Daniel Dennett e la coscienza d'Italia

Ultimamente, nel mio peregrinare matto e disperato attraverso il mare magnum delle mie inconcludenti letture, mi sono appassionato alle teorie filosofiche di Daniel C. Dennett.
Daniel Dennett è un filosofo cognitivista che si occupa soprattutto di Darwin, della religione come fenomeno culturale, e, insieme al "compagno di merende" Douglas R. Hofstadter, di metafore, e di come esse "creino il significato". E di coscienza.

Secondo le teorie di Dennett se qualcosa è nella coscienza ciò non significa che quel qualcosa abbia il privilegio di essere rappresentato sul palcoscenico di un teatro, che lui chiama "Cartesiano". Questo teatro non esiste (come neanche, chiaramente, nessuno spettatore, che sarebbe l'"Io", ma questa è un'altra storia). Non esiste un luogo "centrale" nel nostro cervello per cui il solo essere arrivato in esso rende un evento stabilmente presente nella coscienza, definitivo e vittorioso, pronto a "guidare il futuro".

Facciamo un esempio. Possono mandare in onda in televisione, anche a reti unificate, un filmato che riprende un terribile omicidio di camorra. Dopo una settimana ce ne siamo tutti dimenticati, e tiriamo a campare, tanto: "E' cosa 'e niente".

Un giornale pubblica la notizia che un tipo ha sputtanato agli occhi del mondo il proprio Paese ospitando in casa sua variegata umanità promettendo poltrone parlamentari come fossero biglietti per entrare in discoteca. Dopo un mese non ricordiamo più niente, e tutto procede come prima.
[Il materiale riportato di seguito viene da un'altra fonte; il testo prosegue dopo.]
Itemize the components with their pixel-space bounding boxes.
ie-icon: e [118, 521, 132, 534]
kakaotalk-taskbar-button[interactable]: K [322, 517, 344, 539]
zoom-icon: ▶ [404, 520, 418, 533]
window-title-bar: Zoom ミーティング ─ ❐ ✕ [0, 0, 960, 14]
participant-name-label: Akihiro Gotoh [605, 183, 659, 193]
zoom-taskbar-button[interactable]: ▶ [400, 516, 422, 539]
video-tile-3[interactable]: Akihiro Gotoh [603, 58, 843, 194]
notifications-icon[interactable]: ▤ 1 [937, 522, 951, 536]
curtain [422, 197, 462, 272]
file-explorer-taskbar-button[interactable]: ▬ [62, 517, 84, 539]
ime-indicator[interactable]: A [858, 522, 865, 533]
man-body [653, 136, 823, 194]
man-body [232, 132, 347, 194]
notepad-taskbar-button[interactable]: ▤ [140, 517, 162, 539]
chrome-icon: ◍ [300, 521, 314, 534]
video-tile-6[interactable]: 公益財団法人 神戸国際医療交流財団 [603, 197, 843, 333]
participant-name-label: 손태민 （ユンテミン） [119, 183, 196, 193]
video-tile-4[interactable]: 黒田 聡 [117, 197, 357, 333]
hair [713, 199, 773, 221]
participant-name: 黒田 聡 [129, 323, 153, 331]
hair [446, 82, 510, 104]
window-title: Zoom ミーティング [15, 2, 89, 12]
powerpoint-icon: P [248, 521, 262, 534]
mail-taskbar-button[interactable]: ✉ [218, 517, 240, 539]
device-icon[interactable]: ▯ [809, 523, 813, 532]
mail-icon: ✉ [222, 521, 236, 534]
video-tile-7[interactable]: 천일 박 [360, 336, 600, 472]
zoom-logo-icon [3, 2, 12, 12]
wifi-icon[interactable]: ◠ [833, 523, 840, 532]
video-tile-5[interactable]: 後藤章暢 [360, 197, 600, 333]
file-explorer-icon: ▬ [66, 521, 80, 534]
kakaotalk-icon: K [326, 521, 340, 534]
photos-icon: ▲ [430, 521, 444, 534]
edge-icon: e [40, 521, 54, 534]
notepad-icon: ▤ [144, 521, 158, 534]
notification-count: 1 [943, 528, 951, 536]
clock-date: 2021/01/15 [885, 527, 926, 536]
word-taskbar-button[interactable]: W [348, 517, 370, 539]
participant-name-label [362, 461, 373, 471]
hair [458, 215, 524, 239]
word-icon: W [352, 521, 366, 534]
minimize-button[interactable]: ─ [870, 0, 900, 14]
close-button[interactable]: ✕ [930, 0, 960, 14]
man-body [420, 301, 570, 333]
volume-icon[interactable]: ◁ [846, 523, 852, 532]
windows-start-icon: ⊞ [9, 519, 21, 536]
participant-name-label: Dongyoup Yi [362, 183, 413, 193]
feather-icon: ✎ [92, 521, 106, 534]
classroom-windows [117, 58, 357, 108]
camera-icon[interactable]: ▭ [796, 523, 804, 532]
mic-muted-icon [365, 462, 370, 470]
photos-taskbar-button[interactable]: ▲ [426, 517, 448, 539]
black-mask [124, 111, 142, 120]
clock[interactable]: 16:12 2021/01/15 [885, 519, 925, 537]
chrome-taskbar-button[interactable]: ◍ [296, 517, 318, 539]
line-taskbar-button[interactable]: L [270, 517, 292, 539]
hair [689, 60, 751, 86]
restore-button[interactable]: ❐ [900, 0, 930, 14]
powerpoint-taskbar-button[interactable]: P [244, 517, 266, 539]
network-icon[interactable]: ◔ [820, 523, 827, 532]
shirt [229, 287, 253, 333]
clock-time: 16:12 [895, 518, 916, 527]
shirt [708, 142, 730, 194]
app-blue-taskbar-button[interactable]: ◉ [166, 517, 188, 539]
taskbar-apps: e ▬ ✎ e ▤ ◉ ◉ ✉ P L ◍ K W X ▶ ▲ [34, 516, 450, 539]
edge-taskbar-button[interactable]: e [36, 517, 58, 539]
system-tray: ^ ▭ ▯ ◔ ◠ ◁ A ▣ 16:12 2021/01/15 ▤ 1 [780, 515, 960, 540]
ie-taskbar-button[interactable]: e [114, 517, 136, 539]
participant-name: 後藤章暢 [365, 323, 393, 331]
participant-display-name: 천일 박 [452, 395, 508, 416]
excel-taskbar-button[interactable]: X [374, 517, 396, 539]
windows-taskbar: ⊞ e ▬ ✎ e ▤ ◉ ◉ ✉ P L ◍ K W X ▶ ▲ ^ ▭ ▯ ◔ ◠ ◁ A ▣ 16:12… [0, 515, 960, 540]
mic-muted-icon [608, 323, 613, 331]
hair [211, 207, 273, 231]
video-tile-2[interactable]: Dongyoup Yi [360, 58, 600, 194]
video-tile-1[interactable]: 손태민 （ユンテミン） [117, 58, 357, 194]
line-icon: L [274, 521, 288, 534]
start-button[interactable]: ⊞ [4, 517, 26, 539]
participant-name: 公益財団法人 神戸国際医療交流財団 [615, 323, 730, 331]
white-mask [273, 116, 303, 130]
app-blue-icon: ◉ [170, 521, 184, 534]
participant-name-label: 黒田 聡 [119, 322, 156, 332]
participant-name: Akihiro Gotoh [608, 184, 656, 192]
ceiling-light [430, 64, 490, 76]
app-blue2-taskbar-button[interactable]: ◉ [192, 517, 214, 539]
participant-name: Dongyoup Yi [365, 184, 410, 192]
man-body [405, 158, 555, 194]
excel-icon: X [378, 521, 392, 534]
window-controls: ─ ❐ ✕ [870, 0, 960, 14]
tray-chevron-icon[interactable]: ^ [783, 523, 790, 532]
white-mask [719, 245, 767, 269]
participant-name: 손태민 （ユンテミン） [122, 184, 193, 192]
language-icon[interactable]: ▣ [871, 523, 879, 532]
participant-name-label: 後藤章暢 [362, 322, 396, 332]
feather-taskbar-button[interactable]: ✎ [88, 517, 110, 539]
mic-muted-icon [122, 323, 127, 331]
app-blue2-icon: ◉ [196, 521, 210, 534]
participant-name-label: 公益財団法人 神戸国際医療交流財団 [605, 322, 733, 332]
Dennett nel suo piccolo fa tanti altri esempi di "fama effimera". Insomma, questa definizione di coscienza non funziona. La coscienza va invece definita, secondo Dennett, come una forma di "fama perdurante", distribuita in maniera capillare, all'interno del cervello umano. Una cosa è stabilmente nella coscienza se tutti i nostri "eventi mentali", ed i relativi comportamenti e reazioni del corpo, sono, in buona misura, automaticamente, stabilmente ed intrinsecamente influenzati e dipendenti da tale cosa.

Penso che questo capiti spesso quando si è innamorati, ed in questo caso non è una brutta cosa, anche se dolorosa in certi casi.
Non è però in generale una teoria consolante, in quanto svuota l'essere umano del suo "Io", di ogni spiritualità in senso tradizionale, che lo rende simile ad un robot la cui "coscienza" è solo un illusione insieme a tutti i suoi attributi, incluso il libero arbitrio ed i qualia.

E' una triste teoria di cui però consiglio a tutti un approfondimento. Anche solo per capire l'Italia di oggi.